The dwindling, setting sun filtered into the conference room of the Pacific Media Workers Guild with a gust strong enough to toss our papers into the air. It was late July and an oversized Chronicle building for the dwindling newsrooms we spoke of in our meetings loomed in the distance through the aging windows.
We were a group of fifteen students forging lasting connections with each other and media professionals under the guidance of an intensely passionate Kat Anderson, who managed the summer program through exhausting promotion, searching and resource-gathering.
Rebecca Rosen Lum, our editor and a Pulitzer-nominated journalist, offered largely positive comments on our work.
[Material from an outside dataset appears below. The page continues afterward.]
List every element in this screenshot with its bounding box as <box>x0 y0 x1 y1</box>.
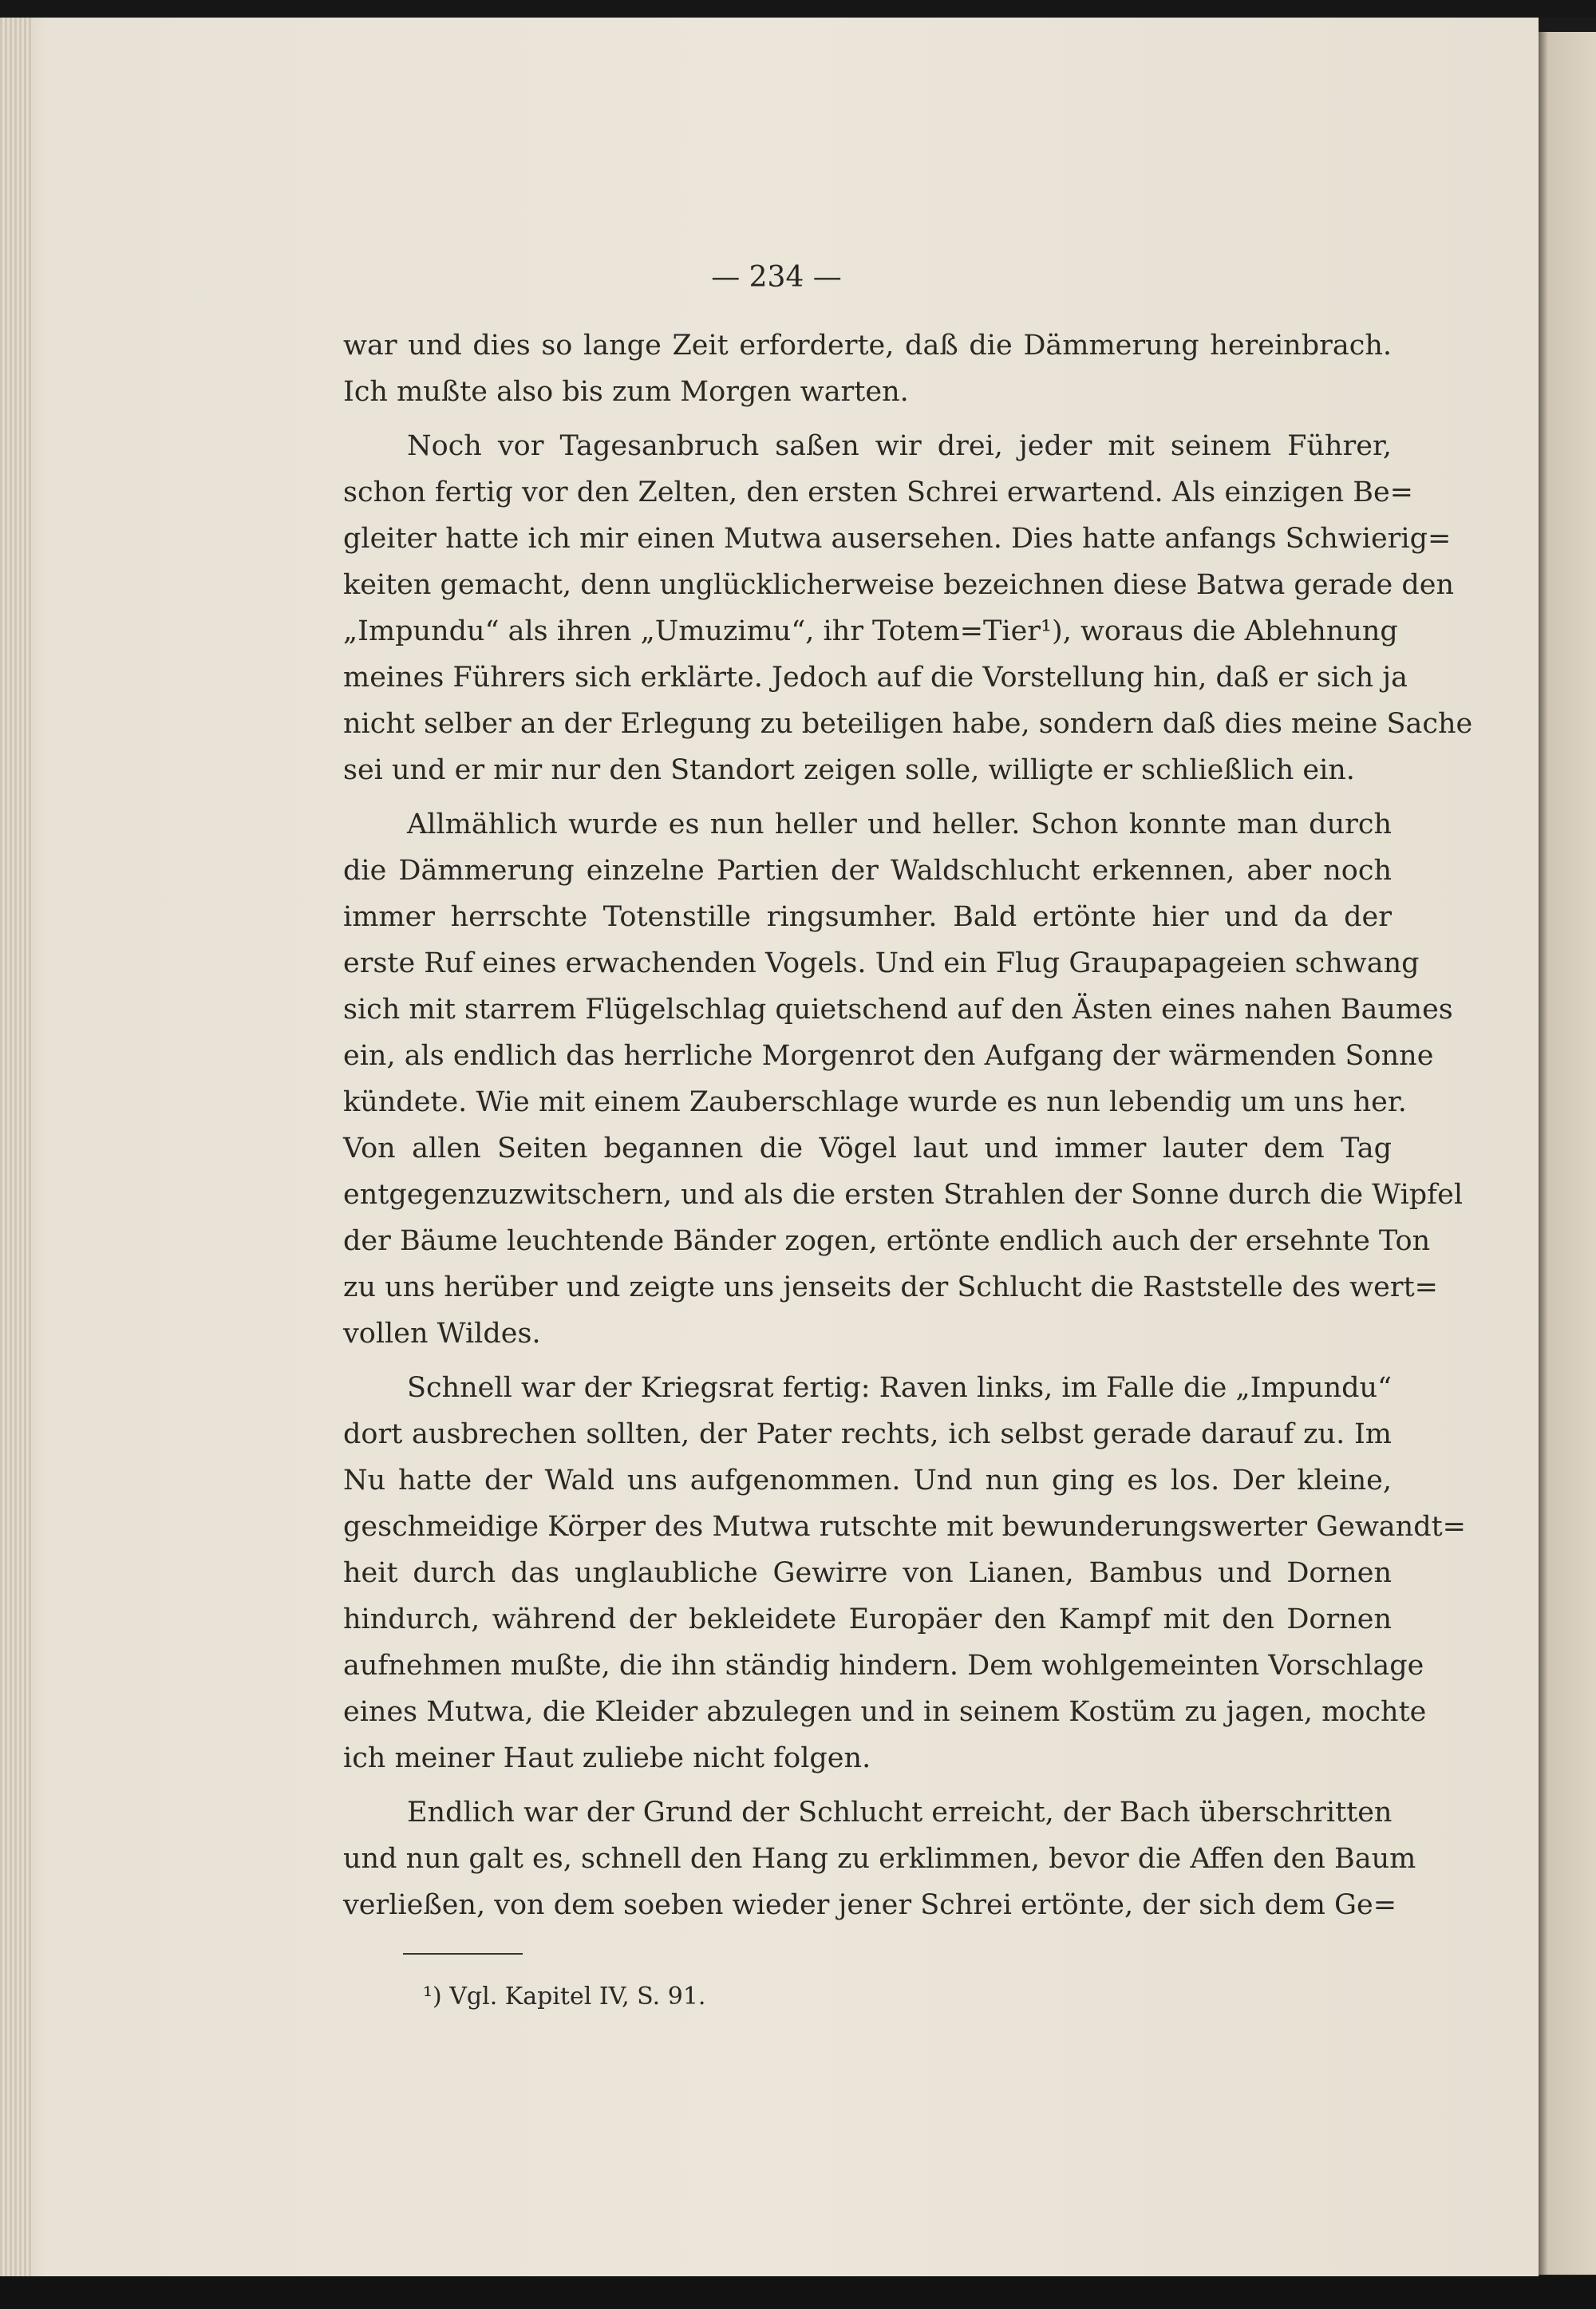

Above all, her atypical and progressive perspective urged us to question the old models of journalism—when asked how she felt about undercover journalism, she would say that it was warranted when yielding a compelling story.
Carl T. Hall, who still boasted a strong independent spirit in his post-Chronicle days as executive officer of the Pacific Media Worker’s Guild, instilled a righteousness to our entitlement for pay for our journalistic work, starting with a collective bargaining-turned-socialist division of stipends, working with a grant from the Berger-Marks Foundation. He defended the quality of the Chronicle and urged us to read more news, which I later realized promotes effortless story generation and assists in a momentary expertise on a subject.
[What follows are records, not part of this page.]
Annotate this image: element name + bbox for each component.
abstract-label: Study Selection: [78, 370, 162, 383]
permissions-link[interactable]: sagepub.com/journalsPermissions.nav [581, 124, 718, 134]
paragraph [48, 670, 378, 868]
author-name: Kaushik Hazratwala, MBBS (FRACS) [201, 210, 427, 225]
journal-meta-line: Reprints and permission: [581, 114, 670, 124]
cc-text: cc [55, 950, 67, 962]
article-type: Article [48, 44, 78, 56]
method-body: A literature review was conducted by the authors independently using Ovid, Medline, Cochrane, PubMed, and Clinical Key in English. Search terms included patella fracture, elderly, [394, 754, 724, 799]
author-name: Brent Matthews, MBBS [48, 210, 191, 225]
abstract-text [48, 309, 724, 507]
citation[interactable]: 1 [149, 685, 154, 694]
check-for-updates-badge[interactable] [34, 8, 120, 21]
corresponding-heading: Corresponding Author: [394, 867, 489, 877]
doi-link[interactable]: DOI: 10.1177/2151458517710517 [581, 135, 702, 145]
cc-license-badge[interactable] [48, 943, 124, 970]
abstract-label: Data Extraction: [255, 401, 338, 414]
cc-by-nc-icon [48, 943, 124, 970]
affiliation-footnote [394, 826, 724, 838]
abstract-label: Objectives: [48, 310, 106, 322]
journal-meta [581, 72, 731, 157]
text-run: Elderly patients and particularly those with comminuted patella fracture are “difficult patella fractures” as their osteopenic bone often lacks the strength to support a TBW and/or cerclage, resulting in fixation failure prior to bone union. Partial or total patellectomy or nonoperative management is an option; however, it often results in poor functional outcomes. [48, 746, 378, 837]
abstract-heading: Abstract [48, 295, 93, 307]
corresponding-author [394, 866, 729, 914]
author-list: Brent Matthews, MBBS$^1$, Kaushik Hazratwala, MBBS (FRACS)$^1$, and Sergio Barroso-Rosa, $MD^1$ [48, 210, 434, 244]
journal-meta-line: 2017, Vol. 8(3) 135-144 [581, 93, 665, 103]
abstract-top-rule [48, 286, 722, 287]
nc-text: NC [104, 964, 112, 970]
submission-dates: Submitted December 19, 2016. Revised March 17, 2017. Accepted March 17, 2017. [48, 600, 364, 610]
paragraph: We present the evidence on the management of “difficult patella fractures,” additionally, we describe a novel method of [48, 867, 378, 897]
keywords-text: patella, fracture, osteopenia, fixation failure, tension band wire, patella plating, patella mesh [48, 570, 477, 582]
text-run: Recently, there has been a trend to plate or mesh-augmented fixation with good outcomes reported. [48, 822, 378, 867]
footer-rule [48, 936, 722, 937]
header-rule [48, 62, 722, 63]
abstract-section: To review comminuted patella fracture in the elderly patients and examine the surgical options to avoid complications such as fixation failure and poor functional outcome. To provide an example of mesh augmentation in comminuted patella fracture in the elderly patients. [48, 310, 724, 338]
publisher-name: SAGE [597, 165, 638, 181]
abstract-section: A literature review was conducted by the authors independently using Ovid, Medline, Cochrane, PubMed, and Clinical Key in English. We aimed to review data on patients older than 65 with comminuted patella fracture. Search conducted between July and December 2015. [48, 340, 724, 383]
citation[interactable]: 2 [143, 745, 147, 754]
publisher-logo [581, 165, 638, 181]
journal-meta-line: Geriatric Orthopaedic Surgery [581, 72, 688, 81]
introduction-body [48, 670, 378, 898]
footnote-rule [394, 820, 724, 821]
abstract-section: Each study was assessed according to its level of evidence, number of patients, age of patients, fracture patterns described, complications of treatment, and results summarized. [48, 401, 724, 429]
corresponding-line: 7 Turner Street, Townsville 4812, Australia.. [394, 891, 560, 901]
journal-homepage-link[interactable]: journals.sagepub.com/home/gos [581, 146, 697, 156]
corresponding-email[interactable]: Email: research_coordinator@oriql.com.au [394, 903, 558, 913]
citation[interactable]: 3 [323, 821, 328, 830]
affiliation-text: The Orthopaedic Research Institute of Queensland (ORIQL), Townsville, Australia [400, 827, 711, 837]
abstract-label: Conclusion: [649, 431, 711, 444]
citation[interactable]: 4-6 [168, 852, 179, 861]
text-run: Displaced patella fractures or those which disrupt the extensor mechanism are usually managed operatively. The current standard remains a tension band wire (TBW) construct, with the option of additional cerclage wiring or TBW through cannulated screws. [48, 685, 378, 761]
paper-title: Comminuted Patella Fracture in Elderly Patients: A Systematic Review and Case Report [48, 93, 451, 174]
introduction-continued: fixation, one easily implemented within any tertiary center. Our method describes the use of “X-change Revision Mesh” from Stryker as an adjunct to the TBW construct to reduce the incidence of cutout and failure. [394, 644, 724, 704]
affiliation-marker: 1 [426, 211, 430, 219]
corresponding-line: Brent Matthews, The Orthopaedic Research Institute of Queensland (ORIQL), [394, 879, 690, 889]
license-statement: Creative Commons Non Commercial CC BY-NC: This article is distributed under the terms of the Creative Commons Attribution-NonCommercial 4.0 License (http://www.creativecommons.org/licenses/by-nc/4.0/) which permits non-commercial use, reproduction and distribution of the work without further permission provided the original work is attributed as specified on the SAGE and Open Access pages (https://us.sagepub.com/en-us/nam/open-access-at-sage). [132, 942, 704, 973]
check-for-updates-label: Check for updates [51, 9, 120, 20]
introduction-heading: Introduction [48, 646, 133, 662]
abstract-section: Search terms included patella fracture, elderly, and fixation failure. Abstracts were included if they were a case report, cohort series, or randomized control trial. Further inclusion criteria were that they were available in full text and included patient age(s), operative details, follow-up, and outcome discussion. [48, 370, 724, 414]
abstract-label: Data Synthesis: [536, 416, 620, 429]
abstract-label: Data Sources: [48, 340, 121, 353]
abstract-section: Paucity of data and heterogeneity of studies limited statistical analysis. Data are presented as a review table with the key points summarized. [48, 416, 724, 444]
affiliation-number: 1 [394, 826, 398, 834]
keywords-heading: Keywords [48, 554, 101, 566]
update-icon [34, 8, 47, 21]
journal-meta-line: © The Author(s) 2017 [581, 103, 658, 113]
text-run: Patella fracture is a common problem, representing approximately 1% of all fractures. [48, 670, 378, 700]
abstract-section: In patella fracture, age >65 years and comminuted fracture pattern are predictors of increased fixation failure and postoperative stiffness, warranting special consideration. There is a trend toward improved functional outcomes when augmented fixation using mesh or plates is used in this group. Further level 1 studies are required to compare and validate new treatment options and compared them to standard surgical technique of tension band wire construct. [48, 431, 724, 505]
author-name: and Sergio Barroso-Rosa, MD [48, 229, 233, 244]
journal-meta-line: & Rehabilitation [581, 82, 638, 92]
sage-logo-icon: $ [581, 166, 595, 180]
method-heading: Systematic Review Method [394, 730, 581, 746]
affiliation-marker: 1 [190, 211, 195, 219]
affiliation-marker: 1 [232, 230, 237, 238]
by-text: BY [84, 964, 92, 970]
These professionals and funds fueled our excitement to write. We were being paid to do something that fomented such honor—and we strove to “comfort the afflicted, and afflict the comfortable.”
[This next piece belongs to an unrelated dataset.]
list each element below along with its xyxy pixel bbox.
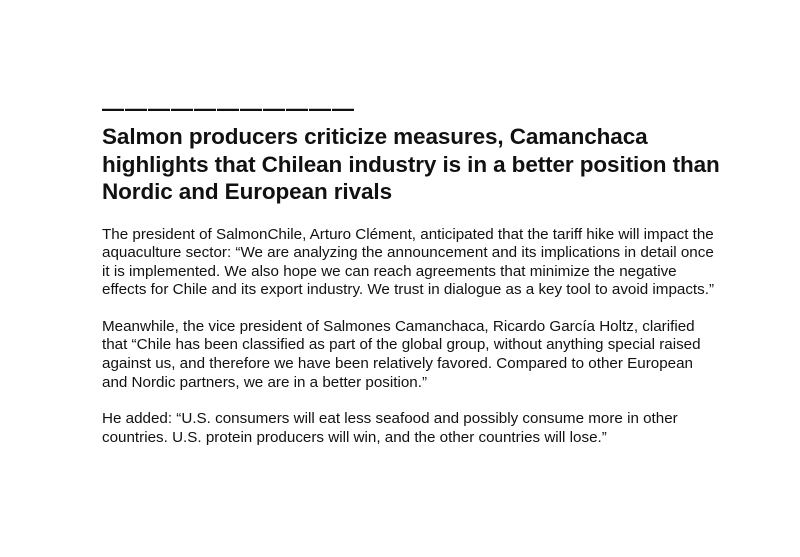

We called ourselves Bay News Rising, and we recognized that there is a new age for news and that we are going to be part of it.
“Average is over”
We met at the conference room of the Guild two times a week. Tuesdays featured guest speakers ranging from a walk to the nearby Public Press office, where we saw the hub of an unusual publishing model that is theoretically losing money for the noble purpose of creating a socially-aware press, to our enthralling first speaker, Luther Jackson. He now works as a workforce development manager for NOVA and specializes in Linkedin and professional networking. Jackson introduced us to the displacement of former Bay Area journalists in the form of an exhaustive study by NOVA while iterating the long-lasting benefits of simple interview and resource techniques.
But among Jackson’s talk, three simple words still cling to every story I write today: “Average is over.” Average can no longer sustain a journalist, which was evident in the study that he presented. It made me consider what facets of my work could falter as average and I set an objective for the remainder of the program: who could I learn from to defeat mediocrity?
I sat with some people I knew and some I didn’t. Though there was distance in experience and background, we all had one thing in common: we hadn’t dealt too much with professionals before, and the objective of creating a newsroom seemed daunting.
The other writers and photographers who I never met before became close to me through our weekly news discussions and repetitious introductions, which never managed to be redundant or identical to a previous self-introduction. Each time a new facet of self emerged from my peers, whether it was a new interest developed from a story they were working on, or a new beat or assignment that their mentor assigned them.
I discovered two new passions—the changing LGBT community that I now write on for Bay Area Reporter and urban planning. I realized that each time I introduced myself, some new facet of my being as a journalist was unearthed. But I was certain to assert that newswriting not only allows me to exhaustively understand my surroundings, but also to understand myself—whether it be my interests, life path, or self-esteem. And each time I reinvented average by comparing my stories with others who were working on same subject.
My lasting mentor is Matthew Bajko, assistant editor for Bay Area Reporter and correspondent for Out QNews. He and I meet on a bi-weekly basis and he critiques stories that I publish with my college newspaper, The Guardsman. He also helps me develop stories for Bay Area Reporter, which is the longest-running weekly gay newspaper in the country, and I have written three paid stories for Bay Area Reporter since ending the summer program.
My experience with Bay News Rising has been fruitful and learning. I have made connections with both professionals and my peers that have transcended my time with the program. It has also served as a preliminary image of the future of journalism—wherein new models, new media sources, and new ideas about the market of journalists will reflect the ideas that we shared at our meetings, and where average can no longer plague this shrinking industry.
I conjure the image of my peers and our program directors blanketed by the comforting glow of the setting sun in that conference room. In the midst of such a pivotal upheaval in an industry plagued by uncertainty and doubt, I felt strangely comforted and guided by our talks and conversation. I have been given so much perspective and opportunity and I hope that Bay News Rising thrives.